Iconographer, Aidan Hart, notes that a revival of
traditional iconography occurred in the twentieth century; led in Greece by Photius
Kontoglou, in Russia by Maria
Sakalova and Archimandrite
Zenon, and in Europe by Leonid
Ouspensky and Fr.
Gregory Kroug. More surprisingly, a Lutheran tradition of iconography has
also developed in Scandanavia led by Erland
Forsberg.
Evangelicalism found artistic expression through the folk
art of the American South with artists such as Howard Finster and Sister Gertrude Morgan gaining
significant reputations. Such artists have often been both naive and visionary
in their style, an approach that also characterised the work of New Zealand
artist Colin MacCahon and
British artist, Albert
Herbert. Other significant visionary artists using Christian themes
and imagery have included Stanley
Spencer, F.N. Souza, Betty
Swanwick, Norman Adams, Roger Wagner and Mark Cazalet.
In
response to the growth of Christian Art on the Asian continent, the Asian Christian Art Association was
founded in 1978 to encourage the visual arts in Asian churches. Australia
encouraged contemporary religious art through the establishment of the Blake Prize in1951. From that date
until the present, its judges have chosen as prize winners artists and works
which reflect the movement in Modern Art from the figurative to the abstract. Wojciech
Wlodarczyk notes that one special aspect of Polish Art in the 1980s was its
links with the Roman Catholic Church. Martial law forced the entire artistic
community to boycott official exhibition spaces and instead places of worship
hosted exhibitions. This period was marked by a profound interest in the whole
question of the sacrum
in art and was characterised by the work of Jerzy
Nowosielski with its thoughts on the nature of religious
art.
There has been extensive use of
Christian imagery by BritArt artists such as Damien
Hirst, Chris
Ofili, Mark
Wallinger, and Sam
Taylor-Wood. In their work, Christian iconography and narrative is often
used as a frame for the artist’s critique of contemporary life including
politics and culture.

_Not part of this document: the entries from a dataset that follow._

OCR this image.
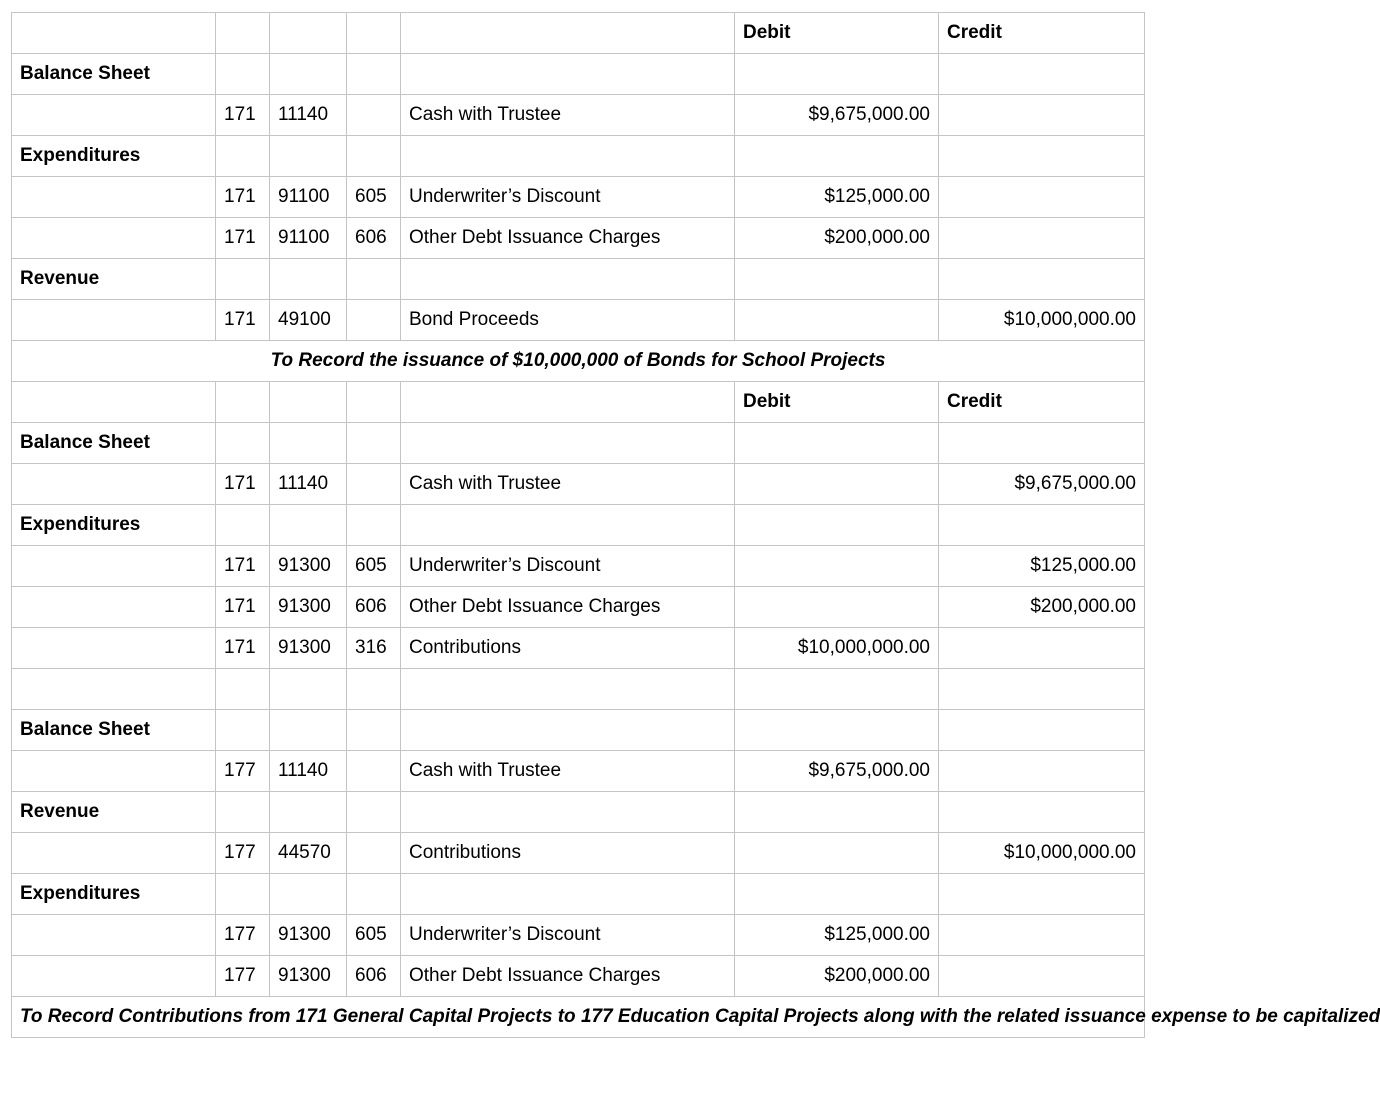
					Debit	Credit
Balance Sheet						
	171	11140		Cash with Trustee	$9,675,000.00	
Expenditures						
	171	91100	605	Underwriter’s Discount	$125,000.00	
	171	91100	606	Other Debt Issuance Charges	$200,000.00	
Revenue						
	171	49100		Bond Proceeds		$10,000,000.00
To Record the issuance of $10,000,000 of Bonds for School Projects						
					Debit	Credit
Balance Sheet						
	171	11140		Cash with Trustee		$9,675,000.00
Expenditures						
	171	91300	605	Underwriter’s Discount		$125,000.00
	171	91300	606	Other Debt Issuance Charges		$200,000.00
	171	91300	316	Contributions	$10,000,000.00	

Balance Sheet						
	177	11140		Cash with Trustee	$9,675,000.00	
Revenue						
	177	44570		Contributions		$10,000,000.00
Expenditures						
	177	91300	605	Underwriter’s Discount	$125,000.00	
	177	91300	606	Other Debt Issuance Charges	$200,000.00	
To Record Contributions from 171 General Capital Projects to 177 Education Capital Projects along with the related issuance expense to be capitalized						
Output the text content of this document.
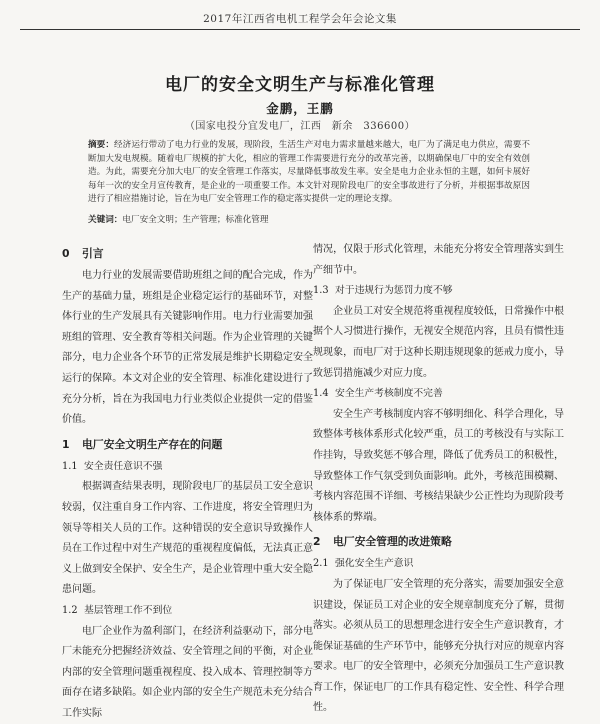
2017年江西省电机工程学会年会论文集
电厂的安全文明生产与标准化管理
金鹏，王鹏
（国家电投分宜发电厂，江西　新余　336600）
摘要：经济运行带动了电力行业的发展，现阶段，生活生产对电力需求量越来越大，电厂为了满足电力供应，需要不断加大发电规模。随着电厂规模的扩大化，相应的管理工作需要进行充分的改革完善，以期确保电厂中的安全有效创造。为此，需要充分加大电厂的安全管理工作落实，尽量降低事故发生率。安全是电力企业永恒的主题，如何卡展好每年一次的安全月宣传教育，是企业的一项重要工作。本文针对现阶段电厂的安全事故进行了分析，并根据事故原因进行了相应措施讨论，旨在为电厂安全管理工作的稳定落实提供一定的理论支撑。
关键词：电厂安全文明；生产管理；标准化管理
0 引言

电力行业的发展需要借助班组之间的配合完成，作为生产的基础力量，班组是企业稳定运行的基础环节，对整体行业的生产发展具有关键影响作用。电力行业需要加强班组的管理、安全教育等相关问题。作为企业管理的关键部分，电力企业各个环节的正常发展是维护长期稳定安全运行的保障。本文对企业的安全管理、标准化建设进行了充分分析，旨在为我国电力行业类似企业提供一定的借鉴价值。

1 电厂安全文明生产存在的问题
1.1 安全责任意识不强

根据调查结果表明，现阶段电厂的基层员工安全意识较弱，仅注重自身工作内容、工作进度，将安全管理归为领导等相关人员的工作。这种错误的安全意识导致操作人员在工作过程中对生产规范的重视程度偏低，无法真正意义上做到安全保护、安全生产，是企业管理中重大安全隐患问题。

1.2 基层管理工作不到位

电厂企业作为盈利部门，在经济利益驱动下，部分电厂未能充分把握经济效益、安全管理之间的平衡，对企业内部的安全管理问题重视程度、投入成本、管理控制等方面存在诸多缺陷。如企业内部的安全生产规范未充分结合工作实际

情况，仅限于形式化管理，未能充分将安全管理落实到生产细节中。

1.3 对于违规行为惩罚力度不够

企业员工对安全规范将重视程度较低，日常操作中根据个人习惯进行操作，无视安全规范内容，且员有惯性违规现象，而电厂对于这种长期违规现象的惩戒力度小，导致惩罚措施减少对应力度。

1.4 安全生产考核制度不完善

安全生产考核制度内容不够明细化、科学合理化，导致整体考核体系形式化较严重，员工的考核没有与实际工作挂钩，导致奖惩不够合理，降低了优秀员工的积极性，导致整体工作气氛受到负面影响。此外，考核范围模糊、考核内容范围不详细、考核结果缺少公正性均为现阶段考核体系的弊端。

2 电厂安全管理的改进策略
2.1 强化安全生产意识

为了保证电厂安全管理的充分落实，需要加强安全意识建设，保证员工对企业的安全规章制度充分了解，贯彻落实。必须从员工的思想理念进行安全生产意识教育，才能保证基础的生产环节中，能够充分执行对应的规章内容要求。电厂的安全管理中，必须充分加强员工生产意识教育工作，保证电厂的工作具有稳定性、安全性、科学合理性。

Finally, on this whistle-stop tour, the work of Lynn Aldrich, Betty Spackman, Peter Howson and Makoto Fujimura provide examples of artists expressing aspects of their Christian faith through work accepted and understood within the mainstream world of contemporary art.

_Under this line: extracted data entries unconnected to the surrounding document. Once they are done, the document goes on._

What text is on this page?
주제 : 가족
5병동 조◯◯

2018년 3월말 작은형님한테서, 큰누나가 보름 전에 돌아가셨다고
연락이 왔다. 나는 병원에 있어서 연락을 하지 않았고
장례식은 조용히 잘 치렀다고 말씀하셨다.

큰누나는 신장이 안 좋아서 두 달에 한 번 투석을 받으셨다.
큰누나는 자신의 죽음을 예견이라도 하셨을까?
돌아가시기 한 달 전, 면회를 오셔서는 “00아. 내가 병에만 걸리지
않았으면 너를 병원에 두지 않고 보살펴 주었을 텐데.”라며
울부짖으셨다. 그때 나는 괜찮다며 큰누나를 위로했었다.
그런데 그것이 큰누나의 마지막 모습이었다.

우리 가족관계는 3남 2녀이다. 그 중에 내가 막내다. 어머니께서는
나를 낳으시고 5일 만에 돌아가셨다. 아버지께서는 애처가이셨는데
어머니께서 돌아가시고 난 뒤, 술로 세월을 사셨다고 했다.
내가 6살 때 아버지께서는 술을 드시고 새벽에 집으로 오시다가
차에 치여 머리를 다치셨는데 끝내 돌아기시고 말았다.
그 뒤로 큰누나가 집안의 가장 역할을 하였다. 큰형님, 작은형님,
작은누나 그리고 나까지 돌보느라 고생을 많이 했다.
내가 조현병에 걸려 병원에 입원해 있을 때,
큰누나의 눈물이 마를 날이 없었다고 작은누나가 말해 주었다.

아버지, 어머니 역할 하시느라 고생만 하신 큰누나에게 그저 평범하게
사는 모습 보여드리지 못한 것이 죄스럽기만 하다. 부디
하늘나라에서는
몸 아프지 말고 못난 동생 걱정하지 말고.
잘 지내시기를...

As issues of religion have been largely overlooked in the social and cultural history of twentieth-century art, we need, as curator and author Daniel Siedell has argued, "an alternative history and theory of the development of modern art, revealing that Christianity has always been present with modern art, nourishing as well as haunting it, and that modern art cannot be understood without understanding its religious and spiritual components and aspirations."